Haiti Travel: We took a road trip through Haiti before our U.S. trip and we had the opposite experience. Here, we usually try to pack food to eat since fast food is a rarity…unless you want to take a chance with something being cooked along the street. On this trip we discovered that new gas stations can be an option for “fast food” or restrooms, but that you can also drive for hours and hours before finding one of those.
Five hours into our trip to northern Haiti and the Dominican Republic, we found a place by a gas station that would heat up frozen pizzas. It ended up being a very long wait as the oven heated very unevenly! But back on our way, we counted our blessings as we devoured pizza! On the return trip we had visions of pizza in our heads again, but when we finally arrived at the same place, it was closed for inventory!
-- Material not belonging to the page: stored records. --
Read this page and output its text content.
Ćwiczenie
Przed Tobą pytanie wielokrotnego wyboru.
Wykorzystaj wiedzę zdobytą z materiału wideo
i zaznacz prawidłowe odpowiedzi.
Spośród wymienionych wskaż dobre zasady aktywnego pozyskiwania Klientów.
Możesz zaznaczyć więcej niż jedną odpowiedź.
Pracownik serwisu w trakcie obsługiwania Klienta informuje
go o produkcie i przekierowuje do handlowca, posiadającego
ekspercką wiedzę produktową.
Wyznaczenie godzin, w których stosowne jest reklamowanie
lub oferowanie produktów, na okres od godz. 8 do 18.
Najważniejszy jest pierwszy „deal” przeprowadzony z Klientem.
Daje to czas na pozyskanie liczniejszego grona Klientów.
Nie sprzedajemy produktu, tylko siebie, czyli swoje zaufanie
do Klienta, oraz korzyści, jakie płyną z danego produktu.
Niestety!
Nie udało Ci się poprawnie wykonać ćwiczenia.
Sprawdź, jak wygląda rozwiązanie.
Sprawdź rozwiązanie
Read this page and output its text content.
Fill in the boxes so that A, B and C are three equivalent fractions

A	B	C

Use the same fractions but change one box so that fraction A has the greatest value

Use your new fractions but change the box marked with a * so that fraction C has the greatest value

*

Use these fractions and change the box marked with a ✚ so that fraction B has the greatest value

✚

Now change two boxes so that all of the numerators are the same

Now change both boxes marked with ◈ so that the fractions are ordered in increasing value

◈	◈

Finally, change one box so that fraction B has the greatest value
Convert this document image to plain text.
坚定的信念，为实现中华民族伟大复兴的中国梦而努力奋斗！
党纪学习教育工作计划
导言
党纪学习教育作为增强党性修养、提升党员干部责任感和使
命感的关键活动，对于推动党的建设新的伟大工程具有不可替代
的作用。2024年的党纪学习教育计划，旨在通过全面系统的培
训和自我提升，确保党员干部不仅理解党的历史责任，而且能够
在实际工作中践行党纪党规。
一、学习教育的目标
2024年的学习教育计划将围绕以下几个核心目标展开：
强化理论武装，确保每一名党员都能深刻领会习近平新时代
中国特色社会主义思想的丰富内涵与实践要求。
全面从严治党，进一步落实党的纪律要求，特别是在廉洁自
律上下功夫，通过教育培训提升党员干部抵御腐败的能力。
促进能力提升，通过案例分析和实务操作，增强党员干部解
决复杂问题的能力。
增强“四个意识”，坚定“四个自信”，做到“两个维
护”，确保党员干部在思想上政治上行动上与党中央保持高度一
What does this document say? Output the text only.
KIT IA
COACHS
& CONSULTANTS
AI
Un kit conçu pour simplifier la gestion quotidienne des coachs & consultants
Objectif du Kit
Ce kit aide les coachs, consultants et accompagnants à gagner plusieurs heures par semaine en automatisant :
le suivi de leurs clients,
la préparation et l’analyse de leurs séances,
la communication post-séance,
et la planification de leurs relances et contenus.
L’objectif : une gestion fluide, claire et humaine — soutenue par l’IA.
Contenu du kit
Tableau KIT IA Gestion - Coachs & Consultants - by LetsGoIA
Since we were traveling through unfamiliar territory and there are few road signs, we needed our GPS. The highways pass through every town and we found out that the main route can turn abruptly without signs to alert you. Consequently, when we were driving through Gonaives, without warning we suddenly found ourselves buried right in the middle of a market! It took a few tight turns and a review of GPS (We were feeling very disoriented) to get our bearings and get back on the right route!
The next thing is the amount of unpaved and unrepaired roads one has to endure. After eleven hours of bouncing around in the back, one of our kids actually jumped out screaming! Luckily, at that point we were home… Riding in the front seat is the lap of luxury as far as bumps and air conditioning go. We tried to take turns because sitting in the front is much better than the back.
Finally, there is the element of surprise that comes with traveling in Haiti. (We know it is like this in other parts of the world too.) Roadblocks occur in and nearby major cities. Coming through Port-au-Prince on the way back we could see up ahead that the road is totally filled with people, and now the people are running in our direction as tear gas starts flying! We have to quickly turn around and back-track with the fleeing mob…
Most towns have Market Day on Saturday as well as one other day of the week. You have to learn which towns to avoid on which day! Once we were in the mountains and came upon a small village Market Day. We knew what was coming because for a long ways we first passed all the donkeys “parallel parked” on each side of the road! Since they were not expecting a vehicle to come through their town, they had to move tables and produce piled on the ground for us to drive through!
They tell us if you want to understand the Haitian culture, it is somewhat like Haitian driving. You never stop, you just maneuver your way around everything and everybody. There are no hard and fast rules; you take it as it comes and everything is negotiable. If there is a will, there is a way! That must be why they keep coming back up each time they get knocked down.